中古車個人売買オークションに出てくる「名義変更不可車」について
中古車個人売買オークションの説明欄に「所有権留保付自動車」なため名義変更不可と明記され、本来高価なはずの高級車が格安で出品されているケースをまれに見かけます。
この「所有権留保付自動車」という用語事体はローン(分割支払い)で車を購入した場合にはごく当たり前に使われるため、ローンをきちんと返済しているまたは完済していれば問題はありません。
当サイト「所有権解除の方法」でも説明している通り、ローンが完了すれば所有者を自分名義にする事ができます。
しかし、オークションの説明欄にあえて名義変更不可車(所有権留保付)と表示されているという事は、その車両は何らかの理由により名義変更に必要な書類を揃える事ができず、所有権解除の手続きはこの先ずっと行えないと言うことになります。
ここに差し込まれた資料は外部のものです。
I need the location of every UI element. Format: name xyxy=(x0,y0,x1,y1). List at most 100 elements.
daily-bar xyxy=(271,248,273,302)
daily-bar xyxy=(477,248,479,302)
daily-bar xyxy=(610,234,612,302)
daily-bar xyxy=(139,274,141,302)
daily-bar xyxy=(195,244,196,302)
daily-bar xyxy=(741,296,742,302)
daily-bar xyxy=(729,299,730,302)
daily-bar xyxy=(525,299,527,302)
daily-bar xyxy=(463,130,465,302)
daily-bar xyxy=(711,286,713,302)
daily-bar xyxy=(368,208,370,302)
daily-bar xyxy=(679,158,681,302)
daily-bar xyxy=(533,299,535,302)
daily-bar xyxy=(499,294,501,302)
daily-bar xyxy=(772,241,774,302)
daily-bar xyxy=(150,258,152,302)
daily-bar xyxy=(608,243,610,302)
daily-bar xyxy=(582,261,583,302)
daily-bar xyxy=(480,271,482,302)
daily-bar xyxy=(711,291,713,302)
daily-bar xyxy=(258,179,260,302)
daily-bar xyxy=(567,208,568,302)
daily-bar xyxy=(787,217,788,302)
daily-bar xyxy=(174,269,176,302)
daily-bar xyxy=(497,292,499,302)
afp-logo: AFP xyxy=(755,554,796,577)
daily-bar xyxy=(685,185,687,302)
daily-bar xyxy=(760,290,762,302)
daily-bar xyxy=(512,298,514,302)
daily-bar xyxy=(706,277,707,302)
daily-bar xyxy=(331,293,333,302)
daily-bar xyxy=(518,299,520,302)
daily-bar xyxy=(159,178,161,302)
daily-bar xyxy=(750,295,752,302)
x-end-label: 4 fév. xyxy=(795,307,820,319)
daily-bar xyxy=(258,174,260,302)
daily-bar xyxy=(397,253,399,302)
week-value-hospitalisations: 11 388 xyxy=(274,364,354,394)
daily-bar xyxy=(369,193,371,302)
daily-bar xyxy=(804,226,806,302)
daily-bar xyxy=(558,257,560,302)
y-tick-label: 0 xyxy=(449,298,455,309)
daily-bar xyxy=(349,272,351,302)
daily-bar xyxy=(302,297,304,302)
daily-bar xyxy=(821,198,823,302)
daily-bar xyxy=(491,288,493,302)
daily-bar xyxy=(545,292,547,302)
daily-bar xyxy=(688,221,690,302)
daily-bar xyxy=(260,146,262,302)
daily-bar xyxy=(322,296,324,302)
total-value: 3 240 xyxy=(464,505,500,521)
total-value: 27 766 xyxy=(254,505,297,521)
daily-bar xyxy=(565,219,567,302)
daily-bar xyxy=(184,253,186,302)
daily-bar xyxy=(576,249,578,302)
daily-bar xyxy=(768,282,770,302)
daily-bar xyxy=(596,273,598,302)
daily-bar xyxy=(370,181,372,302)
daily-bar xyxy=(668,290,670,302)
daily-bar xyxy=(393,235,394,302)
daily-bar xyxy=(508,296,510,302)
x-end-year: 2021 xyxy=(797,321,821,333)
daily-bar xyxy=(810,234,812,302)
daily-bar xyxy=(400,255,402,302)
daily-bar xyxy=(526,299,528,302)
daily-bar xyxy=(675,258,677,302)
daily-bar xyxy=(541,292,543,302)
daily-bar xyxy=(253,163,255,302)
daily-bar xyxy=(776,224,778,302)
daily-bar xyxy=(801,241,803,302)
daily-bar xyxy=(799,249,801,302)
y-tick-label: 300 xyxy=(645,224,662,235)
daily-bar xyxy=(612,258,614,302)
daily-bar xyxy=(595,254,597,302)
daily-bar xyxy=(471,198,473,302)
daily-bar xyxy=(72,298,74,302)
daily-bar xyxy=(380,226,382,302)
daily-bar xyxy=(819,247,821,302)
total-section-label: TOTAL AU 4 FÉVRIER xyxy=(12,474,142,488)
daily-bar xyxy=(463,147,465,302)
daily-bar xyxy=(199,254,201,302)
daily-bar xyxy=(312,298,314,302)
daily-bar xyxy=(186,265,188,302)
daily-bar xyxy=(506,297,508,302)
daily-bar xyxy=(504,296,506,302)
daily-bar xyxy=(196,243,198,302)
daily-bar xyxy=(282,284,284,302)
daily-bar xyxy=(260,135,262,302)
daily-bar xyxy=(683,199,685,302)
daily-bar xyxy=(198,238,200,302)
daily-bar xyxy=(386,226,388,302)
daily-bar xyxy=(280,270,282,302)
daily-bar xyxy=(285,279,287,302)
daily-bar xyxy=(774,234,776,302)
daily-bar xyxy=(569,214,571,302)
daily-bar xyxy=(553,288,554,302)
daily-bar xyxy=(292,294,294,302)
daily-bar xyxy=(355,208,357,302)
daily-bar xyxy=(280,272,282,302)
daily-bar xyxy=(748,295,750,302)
どのような経緯で名義変更不可車となってしまったかについては様々ですが、お金に絡むケースがほとんどの場合で考えられ、時には金融物と表示されているケースもあります。
名義変更不可車は一般的には手を出さない類の車
絶対に購入してはいけないとは言いませんが、様々な不都合が生じる可能性がある事くらいは認識しておいた方が良いでしょう。
■購入したとしても名義変更は絶対に行えず、車検証上の「所有者」にはなれません。
■車の「所有者」になれないということは、購入後売却しようとしても自由に売る権利は有りません。
■引っ越しによる車検証の住所変更など、「所有者」の委任状が必要となる手続きが一切できない可能性があります。
■何らかのアクシデントや事故により所有者の所在地を警察から訪ねられた時など、所有者と連絡を一切取れないケースが考えられます。
■どういった経緯で「名義変更不可車」になってしまったかにもよりますが、刑法に定める横領罪や詐欺罪に関与してしまう可能性もあり得ます。
■事故を起こした場合の自動車保険トラブルなど。
高級車が格安だからといって安易に飛びつかず、今後不都合が発生しないか、法律に抵触しないかなど詳細な確認が必要です。